I completely agree there's a difference between cutting and polishing.

I must admit that it's been quite some time since I've comepletely hand sanded a blade, but I certainly remember what worked best whenever a customer brought a rough casting into the shop. Someone putting an intake manifold or a set of wheels or the like at your doorstep will certainly have you thinking about how you're gonna approach it.

We would start by using a greaseless compound on a buffing wheel. This is available in various grits from 80 up to 600. The wheel is initially prepped with a "glue", then the greaseless compound is applied to the wheel just like a regular buffing compound.
Essentially, you now have a very flexible abrasive capable of quick cutting. Better than J-weight paper on steroids, and instantly rechargeable.

Now consider the final stages for polishing. The buffing compounds have grease binders in various degrees.

Different purposes, different binders. I don't know about anyone else, but I'll apply the same concept to fluids used in hand sanding.
Am I wanting the swarf to get out of the way so the abrasive can do its job (cutting), or am I wanting to keep it in suspension?
If I'm removing larger amounts of material, I want that stuff out of the way. If I'm polishing, I want that stuff in suspension because it continues to be ground finer and finer, providing the polishing effect.

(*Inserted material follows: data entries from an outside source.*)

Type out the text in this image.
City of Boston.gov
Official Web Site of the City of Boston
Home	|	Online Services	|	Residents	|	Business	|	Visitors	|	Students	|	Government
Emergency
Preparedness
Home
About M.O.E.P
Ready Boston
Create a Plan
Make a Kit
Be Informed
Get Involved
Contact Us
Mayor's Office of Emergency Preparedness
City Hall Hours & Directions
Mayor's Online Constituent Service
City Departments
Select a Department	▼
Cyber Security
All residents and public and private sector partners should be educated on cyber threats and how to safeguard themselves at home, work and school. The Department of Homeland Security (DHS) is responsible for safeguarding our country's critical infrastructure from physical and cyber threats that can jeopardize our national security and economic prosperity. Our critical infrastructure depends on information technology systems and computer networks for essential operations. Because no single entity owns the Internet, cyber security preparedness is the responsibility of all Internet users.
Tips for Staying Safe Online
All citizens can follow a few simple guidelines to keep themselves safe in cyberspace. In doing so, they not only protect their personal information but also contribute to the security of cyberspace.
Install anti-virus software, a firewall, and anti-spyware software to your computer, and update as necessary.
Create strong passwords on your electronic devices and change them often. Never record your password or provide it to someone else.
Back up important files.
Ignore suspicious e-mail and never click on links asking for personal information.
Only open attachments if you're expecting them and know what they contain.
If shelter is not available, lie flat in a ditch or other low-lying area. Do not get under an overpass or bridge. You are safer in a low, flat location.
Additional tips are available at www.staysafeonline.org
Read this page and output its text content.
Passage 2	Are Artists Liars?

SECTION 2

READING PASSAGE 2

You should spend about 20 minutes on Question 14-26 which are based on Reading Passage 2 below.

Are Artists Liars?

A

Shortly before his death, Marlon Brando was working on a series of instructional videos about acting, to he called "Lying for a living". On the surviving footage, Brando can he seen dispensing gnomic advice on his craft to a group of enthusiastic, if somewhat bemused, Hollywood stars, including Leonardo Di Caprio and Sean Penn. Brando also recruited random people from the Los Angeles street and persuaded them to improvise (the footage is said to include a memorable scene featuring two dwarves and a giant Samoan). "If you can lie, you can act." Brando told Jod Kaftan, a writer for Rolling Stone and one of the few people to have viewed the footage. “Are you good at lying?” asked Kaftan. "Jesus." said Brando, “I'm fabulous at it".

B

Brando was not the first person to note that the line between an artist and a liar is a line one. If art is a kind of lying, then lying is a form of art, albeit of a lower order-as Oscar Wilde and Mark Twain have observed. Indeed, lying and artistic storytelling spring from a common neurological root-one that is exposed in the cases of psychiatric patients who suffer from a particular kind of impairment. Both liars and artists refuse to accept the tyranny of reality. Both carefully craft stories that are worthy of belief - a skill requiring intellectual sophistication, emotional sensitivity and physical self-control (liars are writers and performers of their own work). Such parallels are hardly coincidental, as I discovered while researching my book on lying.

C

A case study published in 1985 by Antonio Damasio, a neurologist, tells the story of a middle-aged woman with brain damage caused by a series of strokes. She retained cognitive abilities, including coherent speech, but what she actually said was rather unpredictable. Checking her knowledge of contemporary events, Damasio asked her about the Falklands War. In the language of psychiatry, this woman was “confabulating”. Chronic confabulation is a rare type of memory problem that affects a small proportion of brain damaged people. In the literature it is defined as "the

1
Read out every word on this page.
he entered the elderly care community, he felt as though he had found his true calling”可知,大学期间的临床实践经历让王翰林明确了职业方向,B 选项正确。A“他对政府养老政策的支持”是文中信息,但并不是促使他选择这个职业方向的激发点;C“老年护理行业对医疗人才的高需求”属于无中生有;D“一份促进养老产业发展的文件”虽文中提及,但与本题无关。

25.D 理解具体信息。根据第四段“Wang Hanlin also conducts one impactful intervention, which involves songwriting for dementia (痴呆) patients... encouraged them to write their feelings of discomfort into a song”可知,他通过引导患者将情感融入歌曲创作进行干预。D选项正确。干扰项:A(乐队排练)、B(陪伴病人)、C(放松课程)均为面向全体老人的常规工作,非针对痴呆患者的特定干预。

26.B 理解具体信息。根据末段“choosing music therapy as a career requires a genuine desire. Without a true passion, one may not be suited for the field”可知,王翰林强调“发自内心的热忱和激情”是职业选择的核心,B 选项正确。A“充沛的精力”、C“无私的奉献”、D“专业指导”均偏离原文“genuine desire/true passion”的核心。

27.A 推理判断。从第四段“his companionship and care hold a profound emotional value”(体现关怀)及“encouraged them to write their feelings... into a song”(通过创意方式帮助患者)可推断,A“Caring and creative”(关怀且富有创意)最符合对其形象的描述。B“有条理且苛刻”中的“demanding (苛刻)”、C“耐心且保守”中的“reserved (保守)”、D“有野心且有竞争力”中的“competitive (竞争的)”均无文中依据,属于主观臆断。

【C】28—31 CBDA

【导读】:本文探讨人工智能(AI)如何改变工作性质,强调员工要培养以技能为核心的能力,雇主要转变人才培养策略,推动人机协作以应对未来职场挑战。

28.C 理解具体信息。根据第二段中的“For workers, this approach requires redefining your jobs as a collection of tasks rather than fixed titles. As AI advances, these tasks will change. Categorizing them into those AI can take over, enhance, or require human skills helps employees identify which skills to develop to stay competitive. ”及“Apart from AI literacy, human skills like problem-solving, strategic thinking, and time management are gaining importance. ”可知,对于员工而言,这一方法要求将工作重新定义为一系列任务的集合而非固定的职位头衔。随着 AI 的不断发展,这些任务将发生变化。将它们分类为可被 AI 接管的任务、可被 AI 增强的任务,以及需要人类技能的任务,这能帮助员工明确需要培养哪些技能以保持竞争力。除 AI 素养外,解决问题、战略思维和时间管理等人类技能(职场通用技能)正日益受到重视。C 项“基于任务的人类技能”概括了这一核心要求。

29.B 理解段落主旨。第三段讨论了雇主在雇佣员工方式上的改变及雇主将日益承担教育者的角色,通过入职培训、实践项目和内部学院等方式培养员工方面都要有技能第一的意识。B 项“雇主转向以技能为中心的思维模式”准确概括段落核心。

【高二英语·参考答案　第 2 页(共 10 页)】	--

I'm making another chef's knife, and my daughter is gonna help me finish it. This is her first go at the finishing process, so she's gonna learn how to do a mirror polish by hand. It's at 220 out of HT, so we'll start there and work our way up.
Water, windex, etc. until we get to 400 (maybe even 600), then switch to oil. Might give the Mobil 1 a try, but I'm also sittin' on close to 10 gallons of lightweight food grade mineral oil. We'll see what happens.